楠本泰士1, 新田收2, 松田雅弘3, 高木健志4 (1.東京工科大学医療保健学部理学療法学科, 2.首都大学東京大学院人間健康科学研究科理学療法学域, 3.植草学園大学保健医療学部理学療法学科, 4.南多摩整形外科病院)

Keywords:脳性麻痺, 立ち上がり運動, 歩行時エネルギー効率

【はじめに,目的】

脳性麻痺児の立ち上がり運動(sit to stand;STS)は,健常児と比べて骨盤の前傾や股関節屈曲が増加し,早期に膝伸展が起こる。Liaoらは,50%1RMの重りを背負った状態でのSTSによる介入で立ち上がり動作時の最大筋力や歩行時のエネルギー効率が向上したと報告している。しかし,50%1RMでは高負荷で継続が困難なことがあり,本人の立ち上がりやすい速度では脳性麻痺の特徴的な動作を強化させる可能性がある。そのため,低負荷で効果的なトレーニングが求められている。通常,ゆっくりとしたSTSは任意の速度のSTSと比較して,総筋活動量が高いと言われている。低負荷でもゆっくりとした動作によって効果的なトレーニング効果を得られる可能性がある。そこで本研究の目的は,痙直型脳性麻痺児における速度の異なる低負荷STSが歩行時エネルギー効率に及ぼす影響を検証することとした。

【方法】

対象の取り込み基準は1.12歳~18歳,2.脳性麻痺痙直型両麻痺,3.粗大運動能力分類システムレベルI~III,4.1人で立ち上がり可,5.男性とした。除外基準は1.1年以内に整形外科手術を受けた者,2.半年以内にボトックス注射を受けた者とした。研究デザインはSingle blindとし,対象の割り付けはrandomized block designとした。取り込み基準を満たした17名の内,参加の拒否により除外された3名を除く14名を,ゆっくりな速度の立ち座り群(低速群7名,平均年齢16.0±2.2歳)と任意の速度の立ち座り群(任意群7名,平均年齢15.0±2.2歳)に割り付けた。二群間で年齢,身長,体重,粗大運動レベルに差はなかった。
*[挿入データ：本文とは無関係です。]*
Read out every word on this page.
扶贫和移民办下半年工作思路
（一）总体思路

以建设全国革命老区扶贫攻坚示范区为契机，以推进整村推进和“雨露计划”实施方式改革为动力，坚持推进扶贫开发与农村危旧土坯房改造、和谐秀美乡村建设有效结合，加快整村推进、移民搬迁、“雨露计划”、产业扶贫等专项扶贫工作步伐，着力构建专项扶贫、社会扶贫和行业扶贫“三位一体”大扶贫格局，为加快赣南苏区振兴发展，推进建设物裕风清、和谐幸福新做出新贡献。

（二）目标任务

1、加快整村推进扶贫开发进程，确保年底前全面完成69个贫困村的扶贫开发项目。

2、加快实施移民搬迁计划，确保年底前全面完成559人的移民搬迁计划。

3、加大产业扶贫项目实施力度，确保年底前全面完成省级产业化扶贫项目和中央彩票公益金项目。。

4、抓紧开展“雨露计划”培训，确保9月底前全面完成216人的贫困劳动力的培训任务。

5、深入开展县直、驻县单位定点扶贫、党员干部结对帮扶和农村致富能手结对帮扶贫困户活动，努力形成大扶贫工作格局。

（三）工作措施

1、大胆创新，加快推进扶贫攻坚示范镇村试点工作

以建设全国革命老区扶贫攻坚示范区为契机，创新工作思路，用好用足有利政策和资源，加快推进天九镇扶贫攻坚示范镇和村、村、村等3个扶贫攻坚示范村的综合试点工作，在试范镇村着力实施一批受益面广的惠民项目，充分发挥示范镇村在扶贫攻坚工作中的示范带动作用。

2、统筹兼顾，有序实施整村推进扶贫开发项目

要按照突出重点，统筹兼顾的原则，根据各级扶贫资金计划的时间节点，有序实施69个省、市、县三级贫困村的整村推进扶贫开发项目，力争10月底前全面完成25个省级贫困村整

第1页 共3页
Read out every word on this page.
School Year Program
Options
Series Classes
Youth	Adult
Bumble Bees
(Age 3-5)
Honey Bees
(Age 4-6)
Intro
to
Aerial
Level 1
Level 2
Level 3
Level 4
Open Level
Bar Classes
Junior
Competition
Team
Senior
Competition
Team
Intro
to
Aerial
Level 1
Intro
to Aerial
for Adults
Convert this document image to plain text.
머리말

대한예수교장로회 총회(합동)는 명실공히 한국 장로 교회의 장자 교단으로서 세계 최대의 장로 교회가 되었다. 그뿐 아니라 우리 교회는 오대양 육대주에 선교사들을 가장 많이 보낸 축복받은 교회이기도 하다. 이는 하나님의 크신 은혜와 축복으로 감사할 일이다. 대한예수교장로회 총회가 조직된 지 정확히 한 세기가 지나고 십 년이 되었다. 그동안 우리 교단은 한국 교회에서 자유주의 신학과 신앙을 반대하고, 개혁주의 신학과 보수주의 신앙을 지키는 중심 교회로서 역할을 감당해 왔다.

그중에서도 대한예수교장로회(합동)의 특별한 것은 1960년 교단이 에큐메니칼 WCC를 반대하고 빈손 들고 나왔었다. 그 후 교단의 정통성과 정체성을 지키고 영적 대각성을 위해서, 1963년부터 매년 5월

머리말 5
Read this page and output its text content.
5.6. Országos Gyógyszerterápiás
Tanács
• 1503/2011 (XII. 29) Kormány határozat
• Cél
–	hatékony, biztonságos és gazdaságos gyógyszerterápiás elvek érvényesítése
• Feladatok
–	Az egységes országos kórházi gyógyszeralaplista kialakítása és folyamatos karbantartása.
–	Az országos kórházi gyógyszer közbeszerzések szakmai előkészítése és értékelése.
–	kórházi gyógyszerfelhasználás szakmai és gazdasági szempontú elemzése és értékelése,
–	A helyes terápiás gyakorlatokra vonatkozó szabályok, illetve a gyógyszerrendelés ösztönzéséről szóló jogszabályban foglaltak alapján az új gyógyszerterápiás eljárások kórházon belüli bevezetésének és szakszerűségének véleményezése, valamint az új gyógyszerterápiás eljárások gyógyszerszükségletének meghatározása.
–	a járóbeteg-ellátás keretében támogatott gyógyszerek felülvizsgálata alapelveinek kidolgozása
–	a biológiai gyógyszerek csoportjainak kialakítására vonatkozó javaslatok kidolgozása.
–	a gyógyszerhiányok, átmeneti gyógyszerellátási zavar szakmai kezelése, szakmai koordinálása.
介入前後の測定項目は,最大等尺性膝伸展筋力,Selective Control Assessment of the Lower Extremity;SCALE,6分間歩行距離,physiological cost index(PCI)とした。運動介入はリュックに重りを入れての負荷STSを行った。負荷量は立ち上がりの1RM(1RM)を測定し,30%1RMとした。低速群の動作速度は5秒で立ち上がり5秒で着座し,任意群は任意の速度とした。10回×4セットの運動を3~4回/週,6週間実施した。3週目に負荷量の再設定を行った。各値はShapilo wilk検定で正規性を確認後,反復測定二元配置分散分析,および単純主効果の検定にて検討した。有意水準を5%とした。

【結果】

6分間歩行距離では介入前後に主効果を認めた。PCIは速度の違いと介入前後との間に交互作用が確認された。6分間歩行距離は低速群にて介入前後で419±115mから481±137 m,任意群にて413±150mから446±123 mと低速群で介入後に有意に向上した。PCIは低速群にて介入前後で0.64±0.28拍/mから0.42±0.15拍/m,任意群にて0.71±0.30拍/mから0.76±0.45拍/mと低速群で介入後に有意に改善した。

【結論】

今回,単関節運動である膝伸展筋力やSCALEは両群改善しなかった。脳性麻痺児へのゆっくりとした速度での低負荷STSは,動作時筋力や下肢協調性を改善させ,歩行時のエネルギー効率を改善させる可能性が示唆された。